Comment ne pas parler ici du sondage qui fait le « buzz » depuis deux jours et place Marine Le Pen en tête d’un premier tour de l’élection présidentielle face à Nicolas Sarkozy et Martine Aubry ? Je ne veux en effet pas esquiver ce débat, crucial.

Bien sûr, j’ai mes réserves par rapport à ce sondage, dont les résultats sont un peu particuliers. La méthode – questionnaire via internet – est approximative. La question posée est biaisée : pourquoi avoir testé Martine Aubry et non Dominique Strauss-Kahn, pourquoi tester celui-ci demain et ne pas le comparer avec celle là ? Nul doute que la réponse aurait pu être différente hier et qu’elle le sera à l’avenir. Il ne m’a pas échappé, enfin, qu’il y avait un aspect « marketing », un peu choc, joué par le « Parisien-Aujourd’hui » le jour même où le « Journal du Dimanche » sortait sa nouvelle formule, un peu éclipsée par le coup de tonnerre de ce sondage. Alors, pour tout dire, je ne crois pas que Marine Le Pen serait en tête d’une élection présidentielle : il y a quelques temps, des électeurs de Jean-Marie Le Pen n’osaient pas dire qu’ils votaient pour lui, désormais il est presque de bon ton de se déclarer favorable à Marine Le Pen même sans envisager de lui donner son bulletin de vote.

Oui, le FN est de retour, oui, la menace d’un nouveau 21 avril (…) ne peut plus être écartée.

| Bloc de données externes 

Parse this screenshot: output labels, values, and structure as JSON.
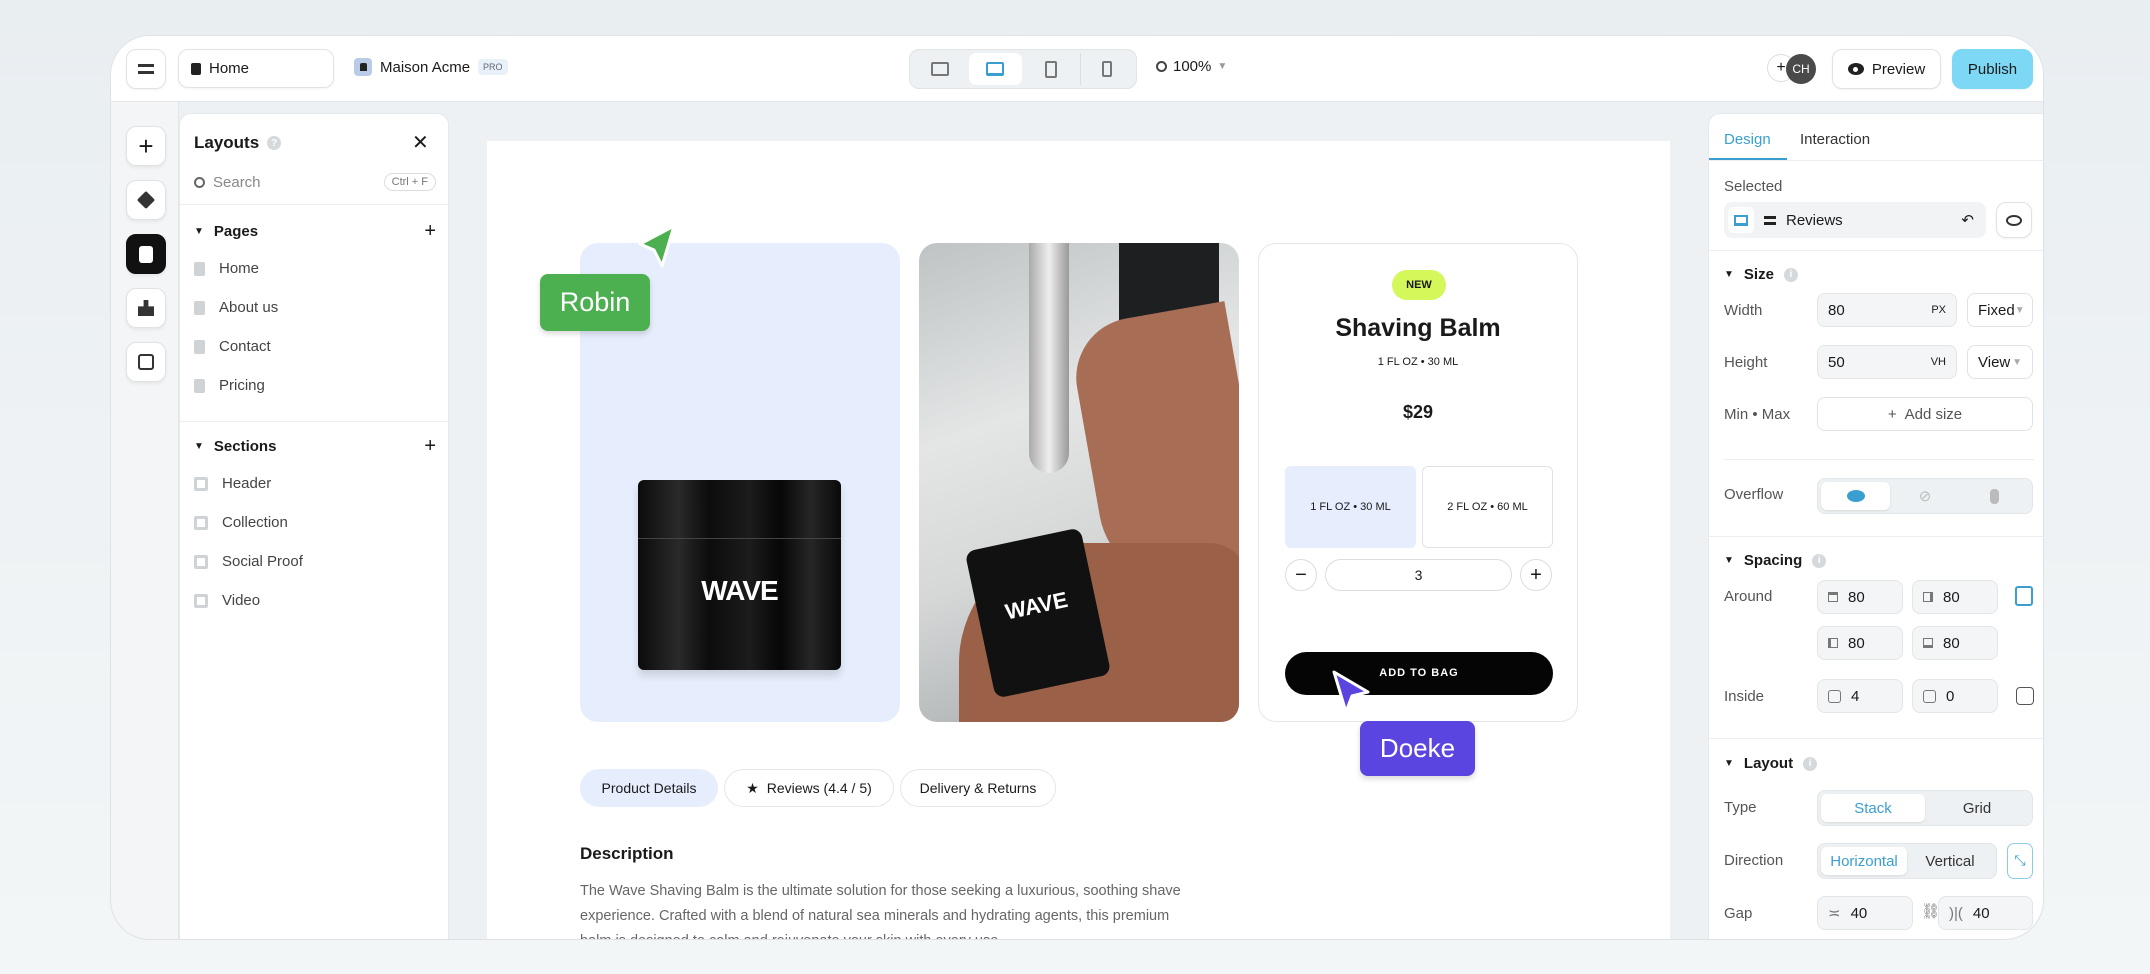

Il serait toutefois absurde de nier qu’il se passe quelque chose. Toutes les enquêtes d’opinion le montrent, la candidate du Front national a fait ces derniers mois une forte percée. Et les candidats aux cantonales que je rencontre sur le terrain – militant archaïque, je les soutiens en nombre, la semaine dernière à Caen, Bayonne, Biarritz, Anglet, Montbéliard, Levallois, après Rennes, Lens et la Seine et Marne, cette semaine dans le Val de Marne, le Vaucluse, la Moselle ou le Jura – me disent tous rencontrer une parole lepéniste très décomplexée. Oui, le FN est de retour, oui, la menace d’un nouveau 21 avril, à l’endroit – avec l’élimination de la gauche du second tour – ou à l’envers – au détriment de Nicolas Sarkozy – ne peut plus être écartée. Ce doit évidemment être pour nous un sujet de préoccupation majeure.